POUR QUE LA MER NE SOIT PLUS UNE POUBELLE

Serge POIRET écrivait dans « Ouest-France » : mars 2010

Les déchets fragmentés, piégés par les courants, se concentrent dans une vaste zone, dans la mer des Sargasses. Les impacts sont méconnus, mais on sait que nombre d’animaux en souffrent. Pendant vingt-deux ans, les chercheurs et les étudiants en océanographie de l’association américaine Sea Education sont allés tirer leurs filets à mailles fines plus de 6 000 fois dans les eaux de l’Atlantique, entre la Nouvelle-Écosse (Canada) et les Caraïbes. Il s’agissait de dénombrer les espèces, mais aussi les déchets.

Fin février, lors d’un congrès à Portland (Oregon), ils ont dressé un bilan pas très ragoûtant de cette campagne inédite. Depuis 1997, on savait l’existence d’une vaste décharge au milieu du Pacifique, « un continent de plastique » avaient imagé les marins tombés dessus.

80 % proviennent des continents

Sea Education a découvert une concentration comparable dans l’Atlantique, à environ 1 000 km des côtes américaines, dans la mer des Sargasses. Une étendue, plus grande que la France, où des déchets de plastiques légers sont concentrés à raison de 200 000 fragments par kilomètre carré, sur une profondeur de dix mètres. Comme les courants tournent en rond et que les vents sont faibles, cette « soupe » plastifiée ne se disperse pas. Les déchets restent là, issus pour beaucoup de produits de consommation, la plupart gros comme des confettis. Cent millions de tonnes de plastiques sont produites chaque année dans le monde ; Greenpeace estime qu’un dixième finit dans les océans. De cette masse, 20 % proviennent des bateaux et plateformes offshore et 80 % de la terre.

Les poissons en mangent, nous aussi…

Les qualités de durabilité qui font le succès des objets en plastique deviennent un problème majeur une fois dans la mer. Ils durent.

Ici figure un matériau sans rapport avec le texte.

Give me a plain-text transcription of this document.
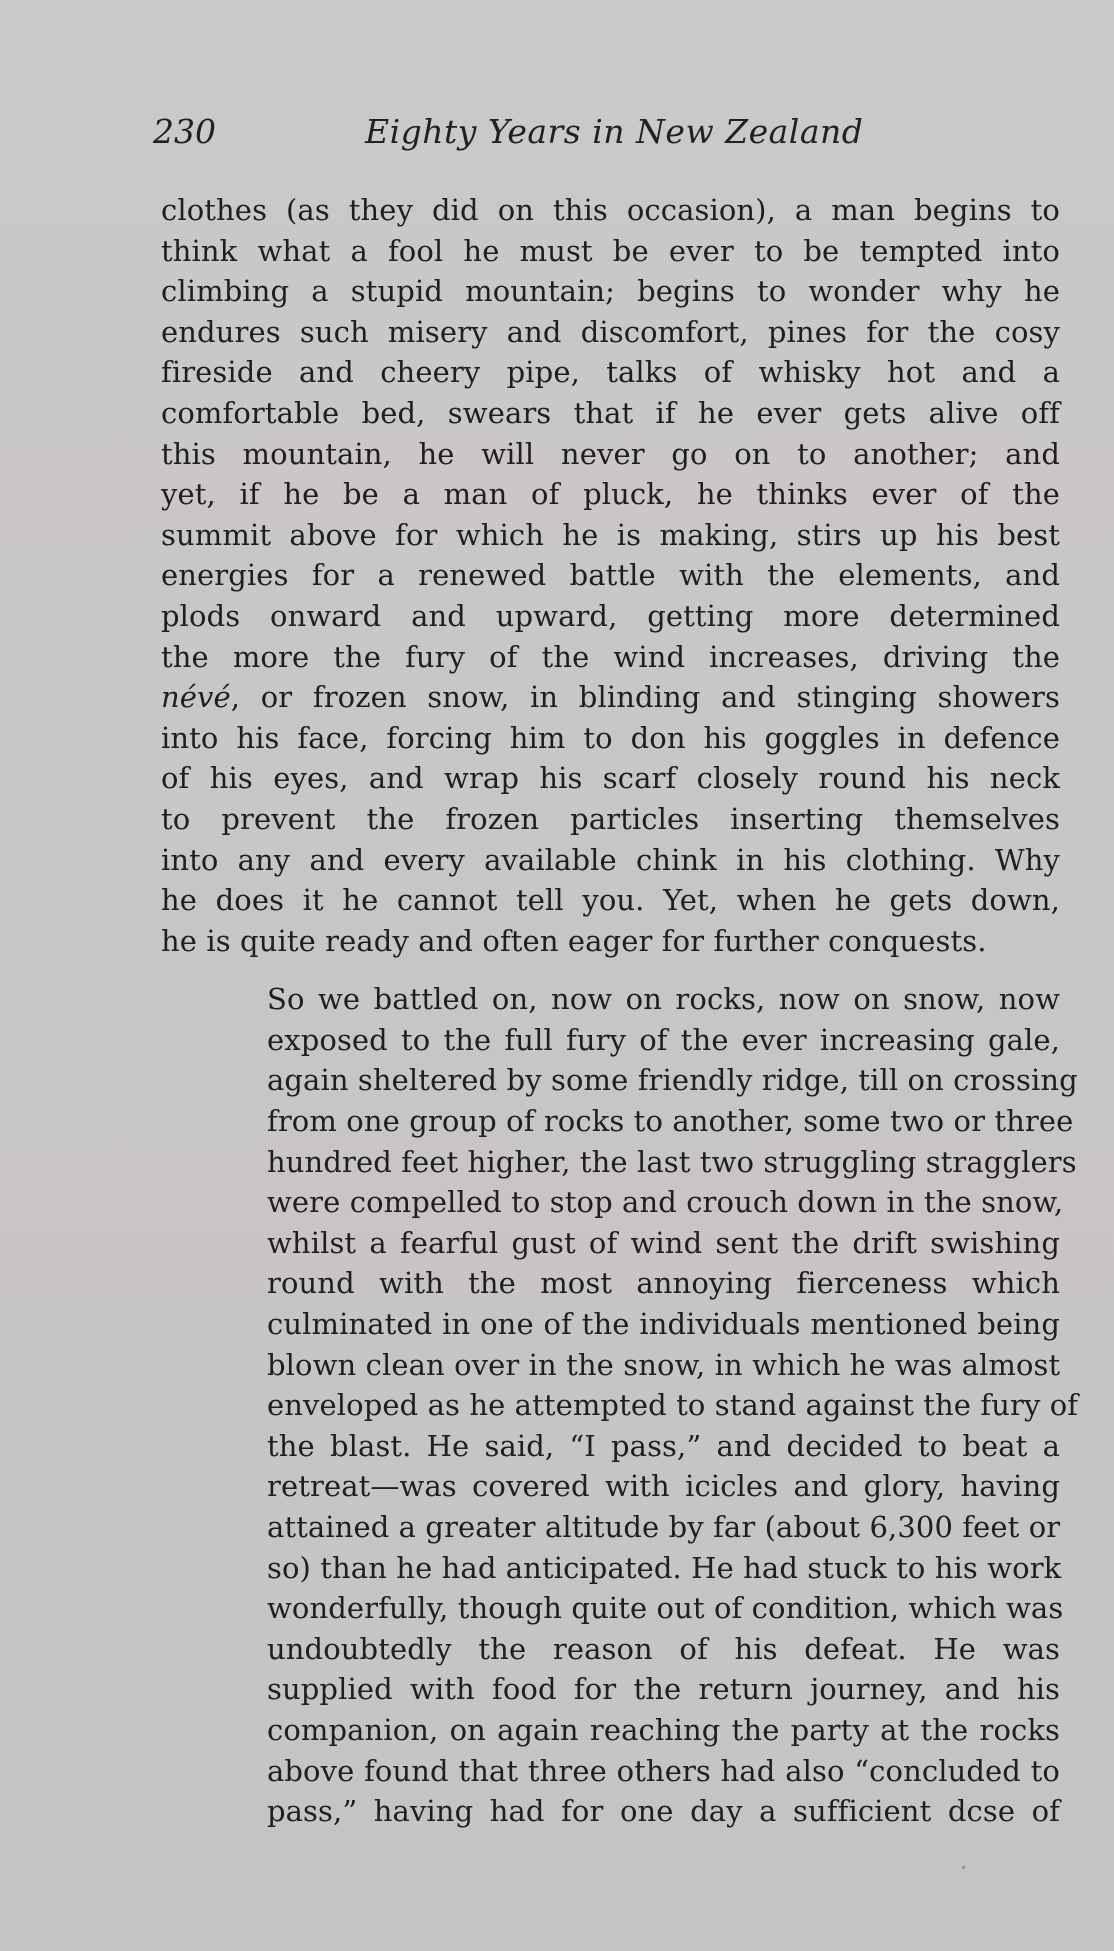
230	Eighty Years in New Zealand

clothes (as they did on this occasion), a man begins to
think what a fool he must be ever to be tempted into
climbing a stupid mountain; begins to wonder why he
endures such misery and discomfort, pines for the cosy
fireside and cheery pipe, talks of whisky hot and a
comfortable bed, swears that if he ever gets alive off
this mountain, he will never go on to another; and
yet, if he be a man of pluck, he thinks ever of the
summit above for which he is making, stirs up his best
energies for a renewed battle with the elements, and
plods onward and upward, getting more determined
the more the fury of the wind increases, driving the
névé, or frozen snow, in blinding and stinging showers
into his face, forcing him to don his goggles in defence
of his eyes, and wrap his scarf closely round his neck
to prevent the frozen particles inserting themselves
into any and every available chink in his clothing. Why
he does it he cannot tell you. Yet, when he gets down,
he is quite ready and often eager for further conquests.

So we battled on, now on rocks, now on snow, now
exposed to the full fury of the ever increasing gale,
again sheltered by some friendly ridge, till on crossing
from one group of rocks to another, some two or three
hundred feet higher, the last two struggling stragglers
were compelled to stop and crouch down in the snow,
whilst a fearful gust of wind sent the drift swishing
round with the most annoying fierceness which
culminated in one of the individuals mentioned being
blown clean over in the snow, in which he was almost
enveloped as he attempted to stand against the fury of
the blast. He said, “I pass,” and decided to beat a
retreat—was covered with icicles and glory, having
attained a greater altitude by far (about 6,300 feet or
so) than he had anticipated. He had stuck to his work
wonderfully, though quite out of condition, which was
undoubtedly the reason of his defeat. He was
supplied with food for the return journey, and his
companion, on again reaching the party at the rocks
above found that three others had also “concluded to
pass,” having had for one day a sufficient dcse of
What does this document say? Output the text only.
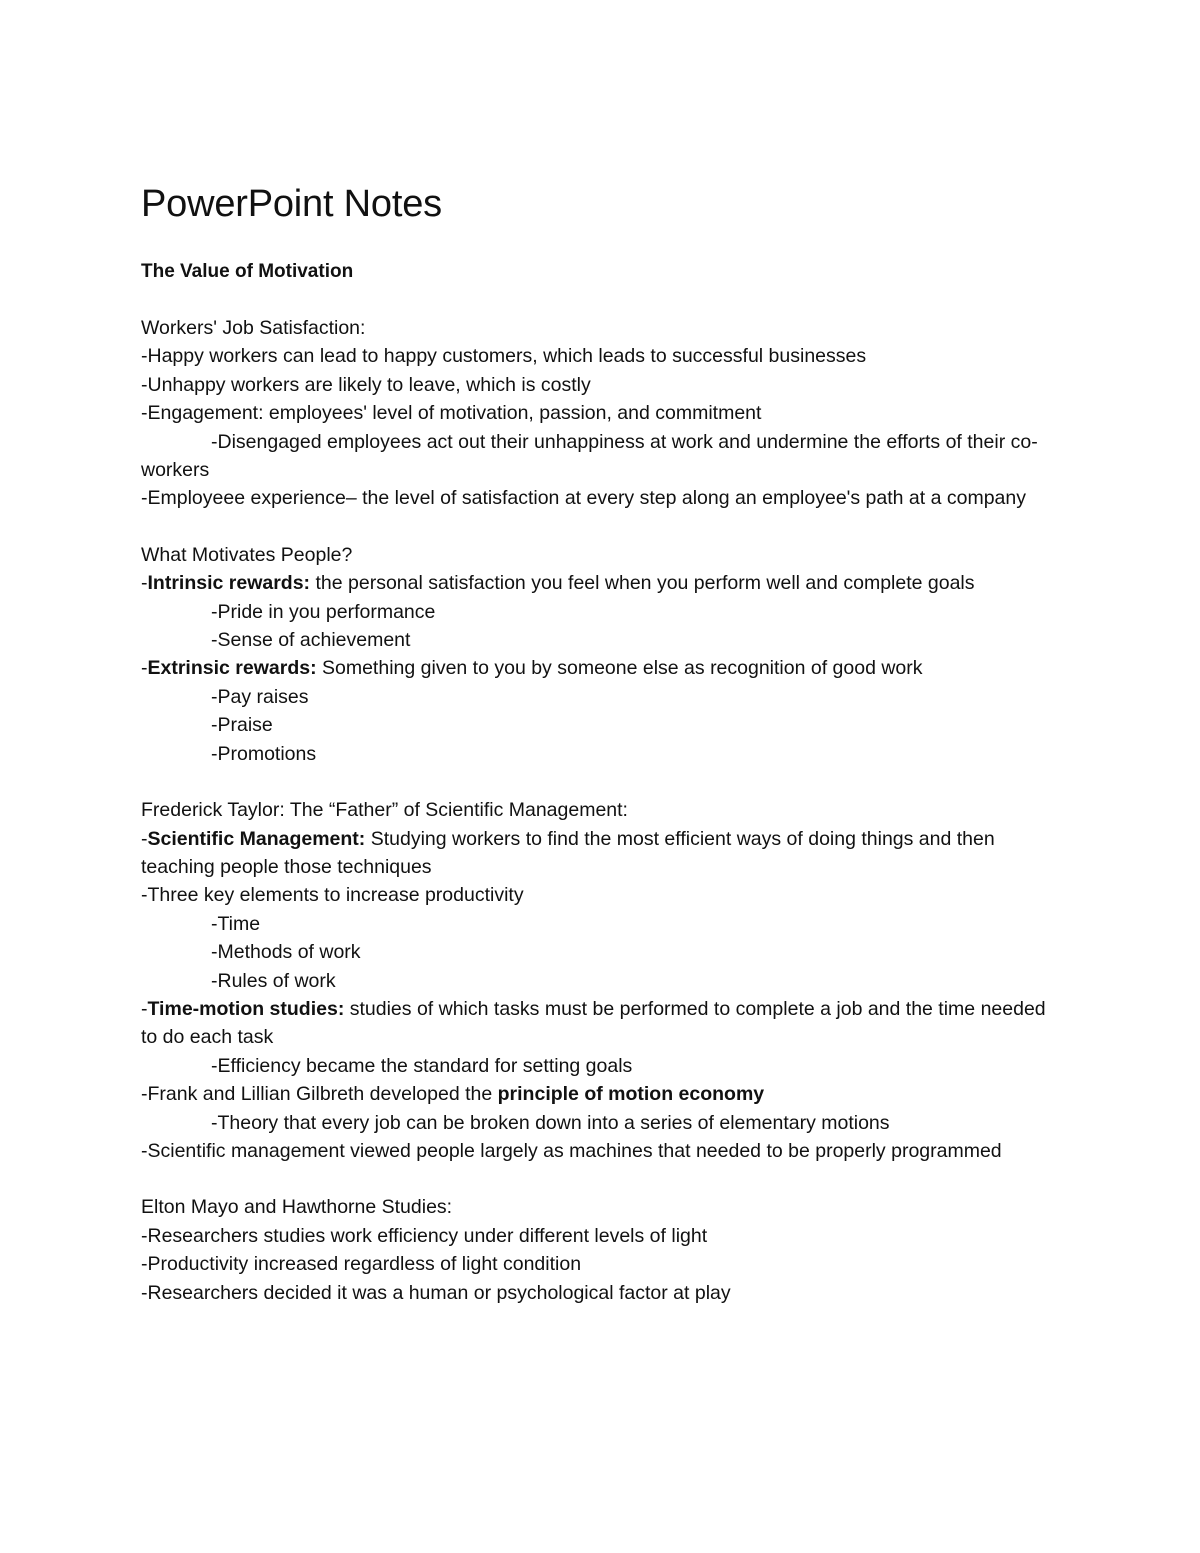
PowerPoint Notes
The Value of Motivation
Workers' Job Satisfaction:
-Happy workers can lead to happy customers, which leads to successful businesses
-Unhappy workers are likely to leave, which is costly
-Engagement: employees' level of motivation, passion, and commitment
-Disengaged employees act out their unhappiness at work and undermine the efforts of their co-workers
-Employeee experience– the level of satisfaction at every step along an employee's path at a company
What Motivates People?
-Intrinsic rewards: the personal satisfaction you feel when you perform well and complete goals
-Pride in you performance
-Sense of achievement
-Extrinsic rewards: Something given to you by someone else as recognition of good work
-Pay raises
-Praise
-Promotions
Frederick Taylor: The “Father” of Scientific Management:
-Scientific Management: Studying workers to find the most efficient ways of doing things and then teaching people those techniques
-Three key elements to increase productivity
-Time
-Methods of work
-Rules of work
-Time-motion studies: studies of which tasks must be performed to complete a job and the time needed to do each task
-Efficiency became the standard for setting goals
-Frank and Lillian Gilbreth developed the principle of motion economy
-Theory that every job can be broken down into a series of elementary motions
-Scientific management viewed people largely as machines that needed to be properly programmed
Elton Mayo and Hawthorne Studies:
-Researchers studies work efficiency under different levels of light
-Productivity increased regardless of light condition
-Researchers decided it was a human or psychological factor at play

Mais, pas sous forme de bouteille, de boîtes, de sacs ou de bidons. Sous l’action du soleil, des vagues, de l’abrasion, ils s’émiettent en morceaux toujours plus petits. « Les impacts sur l’environnement marin restent méconnus, observe Kara Lavender Law, océanographe à la Sea Education. Mais nous savons que de nombreux animaux marins mangent ces plastiques et que cela à un effet néfaste sur les oiseaux en particulier. » Une prochaine expédition, en juin, ira approfondir la question. En 2008, l’océanographe Charles Moore a publié une étude évaluant à 267 le nombre d’espèces animales mammifères, poissons, oiseaux, tortues affectées par les déchets de plastiques. Près de la moitié des oiseaux marins en mangent un jour ou l’autre, par erreur. Parfois, ils en meurent, l’appareil digestif obstrué. L’humain aussi pourrait en subir les conséquences. Les morceaux de plastique, véritables éponges, concentrent les polluants. Lesquels, absorbés par les poissons, risquent fort de remonter jusqu’à nos assiettes.